Raporda Krizler Çağında Eğitim bölümünde farklı ölçeklerdeki krizlerin eğitime etkilerine dikkat çekiliyor. COVID-19 salgını nedeniyle 2020 yılında 188 ülkede yaklaşık 1,5 milyar öğrencinin eğitimi sekteye uğradı. 100 milyonu aşkın öğretmen ve okul personeli salgın sürecinden etkilendi. Türkiye, OECD ülkeleri arasında Meksika’dan sonra okulların en uzun süre kapalı kaldığı ikinci ülke oldu. COVID-19 salgınının yarattığı kriz, ekonomik aktiviteyi küresel ölçekte yavaşlattı, işsizliği artırdı ve hanehalkı gelirlerinin düşmesine neden oldu. 140 milyon çocuğun daha çocuk yoksulluğuna maruz kalacağı, çocuk yoksulluğuna maruz kalanların sayısının tüm dünyada toplam 725 milyona çıkacağı öngörülüyor. Ülkelerin salgın dolayısıyla eğitim ve toplumsal gelişim bakımından kayda değer kayıplar yaşayacağı, beşerî sermaye endeks değerinin küresel ölçekte yaklaşık yüzde 4,5 oranında azalacağı düşünülüyor.
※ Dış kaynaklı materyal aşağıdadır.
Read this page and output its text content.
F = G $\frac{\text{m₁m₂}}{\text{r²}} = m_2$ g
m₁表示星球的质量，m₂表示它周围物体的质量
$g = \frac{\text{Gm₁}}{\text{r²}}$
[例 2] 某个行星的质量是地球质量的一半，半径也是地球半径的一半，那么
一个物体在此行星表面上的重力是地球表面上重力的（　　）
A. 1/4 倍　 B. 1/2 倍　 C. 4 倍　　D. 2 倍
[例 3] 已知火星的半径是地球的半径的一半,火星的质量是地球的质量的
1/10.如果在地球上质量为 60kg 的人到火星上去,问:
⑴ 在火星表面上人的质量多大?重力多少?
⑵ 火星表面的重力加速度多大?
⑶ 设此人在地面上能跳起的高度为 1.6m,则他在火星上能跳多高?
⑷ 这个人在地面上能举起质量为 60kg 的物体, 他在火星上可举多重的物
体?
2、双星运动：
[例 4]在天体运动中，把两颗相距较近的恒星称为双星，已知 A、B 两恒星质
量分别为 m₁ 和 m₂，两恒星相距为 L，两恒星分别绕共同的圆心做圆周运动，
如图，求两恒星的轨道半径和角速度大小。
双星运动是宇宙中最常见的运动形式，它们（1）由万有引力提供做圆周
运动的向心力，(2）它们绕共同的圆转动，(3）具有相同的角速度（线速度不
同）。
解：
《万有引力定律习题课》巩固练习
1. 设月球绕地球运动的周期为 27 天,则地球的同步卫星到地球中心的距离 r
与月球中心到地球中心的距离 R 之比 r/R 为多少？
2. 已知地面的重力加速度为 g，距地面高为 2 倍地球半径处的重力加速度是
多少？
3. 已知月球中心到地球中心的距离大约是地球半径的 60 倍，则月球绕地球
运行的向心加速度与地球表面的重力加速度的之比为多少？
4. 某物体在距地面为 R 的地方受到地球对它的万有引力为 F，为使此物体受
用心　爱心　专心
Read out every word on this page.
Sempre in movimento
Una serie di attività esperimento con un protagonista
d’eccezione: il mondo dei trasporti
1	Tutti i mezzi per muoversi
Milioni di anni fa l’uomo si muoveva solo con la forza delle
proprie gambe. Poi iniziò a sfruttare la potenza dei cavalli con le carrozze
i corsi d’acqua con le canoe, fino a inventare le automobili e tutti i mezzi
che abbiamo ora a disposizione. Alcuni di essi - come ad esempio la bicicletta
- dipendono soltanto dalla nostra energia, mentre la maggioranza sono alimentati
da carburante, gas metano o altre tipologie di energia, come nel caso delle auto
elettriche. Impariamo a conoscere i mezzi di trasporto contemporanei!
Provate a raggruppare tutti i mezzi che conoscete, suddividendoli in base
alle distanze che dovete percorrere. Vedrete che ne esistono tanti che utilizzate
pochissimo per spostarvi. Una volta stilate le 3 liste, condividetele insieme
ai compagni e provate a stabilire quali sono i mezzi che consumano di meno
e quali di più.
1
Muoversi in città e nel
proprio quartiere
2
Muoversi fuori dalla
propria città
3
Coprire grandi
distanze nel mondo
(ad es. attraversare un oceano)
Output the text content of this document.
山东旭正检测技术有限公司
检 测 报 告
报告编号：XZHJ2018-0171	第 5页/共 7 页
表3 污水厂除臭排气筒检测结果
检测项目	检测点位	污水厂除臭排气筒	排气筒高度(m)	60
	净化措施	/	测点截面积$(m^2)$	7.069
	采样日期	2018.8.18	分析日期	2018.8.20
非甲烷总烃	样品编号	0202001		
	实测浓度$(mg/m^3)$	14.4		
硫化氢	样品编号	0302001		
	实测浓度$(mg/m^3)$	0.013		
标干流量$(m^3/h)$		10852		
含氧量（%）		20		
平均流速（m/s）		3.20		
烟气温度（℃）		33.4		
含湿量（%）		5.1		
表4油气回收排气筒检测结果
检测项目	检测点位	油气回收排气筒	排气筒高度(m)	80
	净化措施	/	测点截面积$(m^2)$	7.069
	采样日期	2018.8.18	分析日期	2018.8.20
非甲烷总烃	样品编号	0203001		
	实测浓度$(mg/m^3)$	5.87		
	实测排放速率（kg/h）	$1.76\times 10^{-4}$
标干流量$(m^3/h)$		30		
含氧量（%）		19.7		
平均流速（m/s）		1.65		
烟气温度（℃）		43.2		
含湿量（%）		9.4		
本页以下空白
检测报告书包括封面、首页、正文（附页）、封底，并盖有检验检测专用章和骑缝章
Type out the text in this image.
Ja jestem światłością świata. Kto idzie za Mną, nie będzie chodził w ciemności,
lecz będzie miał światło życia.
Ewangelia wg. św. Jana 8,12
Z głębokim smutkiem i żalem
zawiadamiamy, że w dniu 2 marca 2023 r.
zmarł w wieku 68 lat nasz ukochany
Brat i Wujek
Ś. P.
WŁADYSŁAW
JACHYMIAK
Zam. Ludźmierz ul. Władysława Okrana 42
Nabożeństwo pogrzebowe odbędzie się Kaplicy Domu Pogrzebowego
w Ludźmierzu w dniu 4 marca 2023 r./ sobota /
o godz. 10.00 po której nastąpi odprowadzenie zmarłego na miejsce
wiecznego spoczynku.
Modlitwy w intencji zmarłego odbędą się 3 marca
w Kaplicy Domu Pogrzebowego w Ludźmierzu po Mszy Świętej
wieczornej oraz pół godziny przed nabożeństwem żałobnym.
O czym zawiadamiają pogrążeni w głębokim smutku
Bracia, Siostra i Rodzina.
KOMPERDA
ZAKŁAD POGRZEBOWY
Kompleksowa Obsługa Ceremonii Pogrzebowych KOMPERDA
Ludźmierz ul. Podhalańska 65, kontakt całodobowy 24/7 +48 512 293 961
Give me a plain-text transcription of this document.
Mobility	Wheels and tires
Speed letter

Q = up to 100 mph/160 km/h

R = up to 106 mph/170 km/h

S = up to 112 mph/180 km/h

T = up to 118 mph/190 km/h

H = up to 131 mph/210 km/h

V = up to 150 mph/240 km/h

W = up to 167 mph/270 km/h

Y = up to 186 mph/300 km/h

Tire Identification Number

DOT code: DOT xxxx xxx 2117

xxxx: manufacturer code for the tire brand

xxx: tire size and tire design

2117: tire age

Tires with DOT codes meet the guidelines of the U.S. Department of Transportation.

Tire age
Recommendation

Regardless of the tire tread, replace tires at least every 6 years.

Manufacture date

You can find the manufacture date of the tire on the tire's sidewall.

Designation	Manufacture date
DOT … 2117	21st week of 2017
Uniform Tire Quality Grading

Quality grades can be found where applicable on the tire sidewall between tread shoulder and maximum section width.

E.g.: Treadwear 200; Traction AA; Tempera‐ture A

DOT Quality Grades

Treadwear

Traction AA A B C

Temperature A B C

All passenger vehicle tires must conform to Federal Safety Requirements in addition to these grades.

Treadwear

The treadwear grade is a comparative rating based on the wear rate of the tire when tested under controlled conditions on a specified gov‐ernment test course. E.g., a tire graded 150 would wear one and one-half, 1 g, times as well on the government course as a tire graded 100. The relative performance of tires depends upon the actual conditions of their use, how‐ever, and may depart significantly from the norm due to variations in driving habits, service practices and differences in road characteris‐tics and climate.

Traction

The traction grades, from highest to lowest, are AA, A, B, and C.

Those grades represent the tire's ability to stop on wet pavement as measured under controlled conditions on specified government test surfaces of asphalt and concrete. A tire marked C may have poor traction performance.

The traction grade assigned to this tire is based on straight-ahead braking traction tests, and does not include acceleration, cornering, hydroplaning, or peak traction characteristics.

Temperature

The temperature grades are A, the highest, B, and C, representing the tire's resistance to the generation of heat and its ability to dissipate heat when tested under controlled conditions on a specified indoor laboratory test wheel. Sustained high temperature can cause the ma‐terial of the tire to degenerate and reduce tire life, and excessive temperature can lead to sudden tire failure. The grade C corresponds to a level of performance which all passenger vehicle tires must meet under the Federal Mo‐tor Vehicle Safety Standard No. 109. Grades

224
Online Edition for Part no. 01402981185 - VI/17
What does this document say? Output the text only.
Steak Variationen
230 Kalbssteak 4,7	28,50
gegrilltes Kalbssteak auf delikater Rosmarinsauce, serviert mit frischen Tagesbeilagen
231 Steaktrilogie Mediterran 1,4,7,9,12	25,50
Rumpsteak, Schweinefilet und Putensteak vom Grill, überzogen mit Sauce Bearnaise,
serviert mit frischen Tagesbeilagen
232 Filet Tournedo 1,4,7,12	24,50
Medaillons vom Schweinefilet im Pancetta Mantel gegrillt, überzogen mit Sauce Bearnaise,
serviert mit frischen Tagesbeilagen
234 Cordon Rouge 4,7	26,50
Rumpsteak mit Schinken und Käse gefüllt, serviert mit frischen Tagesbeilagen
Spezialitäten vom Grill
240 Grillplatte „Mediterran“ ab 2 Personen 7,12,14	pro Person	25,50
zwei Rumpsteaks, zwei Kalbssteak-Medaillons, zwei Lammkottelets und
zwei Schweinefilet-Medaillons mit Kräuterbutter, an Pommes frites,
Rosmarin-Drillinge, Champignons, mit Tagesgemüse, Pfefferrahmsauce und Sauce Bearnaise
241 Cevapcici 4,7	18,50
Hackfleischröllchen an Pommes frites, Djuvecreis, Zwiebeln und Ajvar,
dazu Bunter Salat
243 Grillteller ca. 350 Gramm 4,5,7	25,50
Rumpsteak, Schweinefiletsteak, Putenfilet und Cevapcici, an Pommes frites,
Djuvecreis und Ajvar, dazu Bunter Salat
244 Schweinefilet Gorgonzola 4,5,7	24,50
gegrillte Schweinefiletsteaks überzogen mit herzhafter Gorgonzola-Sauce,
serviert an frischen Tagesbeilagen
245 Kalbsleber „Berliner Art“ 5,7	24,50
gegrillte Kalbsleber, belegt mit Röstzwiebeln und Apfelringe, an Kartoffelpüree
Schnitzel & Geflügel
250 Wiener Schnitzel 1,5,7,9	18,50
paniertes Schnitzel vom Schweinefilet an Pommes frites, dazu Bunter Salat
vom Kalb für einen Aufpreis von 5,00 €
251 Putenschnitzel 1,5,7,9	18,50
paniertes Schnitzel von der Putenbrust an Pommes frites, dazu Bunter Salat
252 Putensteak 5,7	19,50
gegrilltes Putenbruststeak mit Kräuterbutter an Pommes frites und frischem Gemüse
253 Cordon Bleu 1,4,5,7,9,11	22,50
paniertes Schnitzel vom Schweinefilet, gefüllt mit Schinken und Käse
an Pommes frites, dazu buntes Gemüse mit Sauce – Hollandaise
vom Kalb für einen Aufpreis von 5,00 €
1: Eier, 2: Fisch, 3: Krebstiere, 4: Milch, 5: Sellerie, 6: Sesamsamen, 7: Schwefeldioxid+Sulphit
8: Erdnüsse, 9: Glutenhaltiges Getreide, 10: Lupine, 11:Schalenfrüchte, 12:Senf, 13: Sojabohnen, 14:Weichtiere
Eğitimin Durumu bölümünde ise salgının erken çocukluk eğitimi, ilköğretim ve ortaöğretim kademelerindeki etkileri değerlendirilmiş. Özel önlem gerektiren grupların durumuna ayrıca odaklanıldığı görülüyor. Bu bölümdeki tespitler özetle şöyle:

“Çocuğun her yönden gelişimi için büyük önem taşıyan nitelikli erken çocukluk eğitimine erişimin ve devamın salgından en yüksek oranda etkilenmesi bekleniyor. Küresel olarak 5 milyonun üzerinde öğrencinin erken çocukluk eğitimini bırakabileceği belirtiliyor. İlköğretim kademesinde tüm dünyada yaklaşık 6,5 milyon öğrenci salgın sebebiyle okuldan kopma riski altındadır. Köy okullarında öğrenim gören öğrencilere yönelik bir araştırma, araştırmanın kapsadığı kırsal alanlardaki öğrencilerin yaklaşık yüzde 60’ının uzaktan eğitime erişim için gerekli teknolojik koşullara sahip olmadığını gösteriyor. Özel gereksinimli çocukların rutinlerinin bozulması çeşitli psikososyal problemlere yol açtı; çocuklar akranlarına göre daha çok sorun yaşadılar. Gelirleri azalan ya da kesilen mülteci ailelerin çocukları da hane bütçesine ve ev içi emeğe destek vermek durumunda kaldılar; çoğunlukla kayıt dışı istihdama itildiler. Salgın nedeniyle artan mülteci çocuk işçiliğinin kalıcı hâle gelmesi riski de bulunuyor. Salgın sürecinde dijital uçurum derinleşti; hanelerin imkânlarının önemi belirginleşti. MEB’in yürüttüğü bir araştırmaya göre, Türkiye’de okul çağındaki çocukların bulunduğu yoksul hanelerde cihazlara ve internete erişim oranı yüzde 39.”

Öte yandan rapora göre salgın nedeniyle okul terkinin artması bekleniyor. İstanbul’da derin yoksulluk yaşayan hanelerle yapılan bir araştırma çocukların yüzde 11,3’ünün yeni dönemde okula devam etmeyeceğini öngörüyor. 199 ülke ve bölgeden 370 milyon çocuk COVID-19 nedeniyle okul yemeğinden mahrum kaldı. Okullar çocukların genel sağlık kontrollerinin yapılabildiği ve yaygın aşılamanın etkili olduğu kurumlardır. Çocuklar salgın sürecinde ev ortamındaki risklere ve tehditlere de daha sık maruz kaldılar. Mart 2020’de İstanbul’da rapor edilen aile içi şiddet vaka sayısı bir önceki yılın aynı dönemine göre yüzde 38,2 arttı. Okula gitmeyen ve/ veya gidemeyen çocuklarda çocuk evliliği, çocuk işçiliği ve çocuk gebelikleri risklerinin artması ve yaşam boyu kazanım potansiyellerinin büyük oranda düşmesi de bekleniyor.

Bu rakamlar olayın ciddiyetini sanırım net şekilde ortaya koyuyor!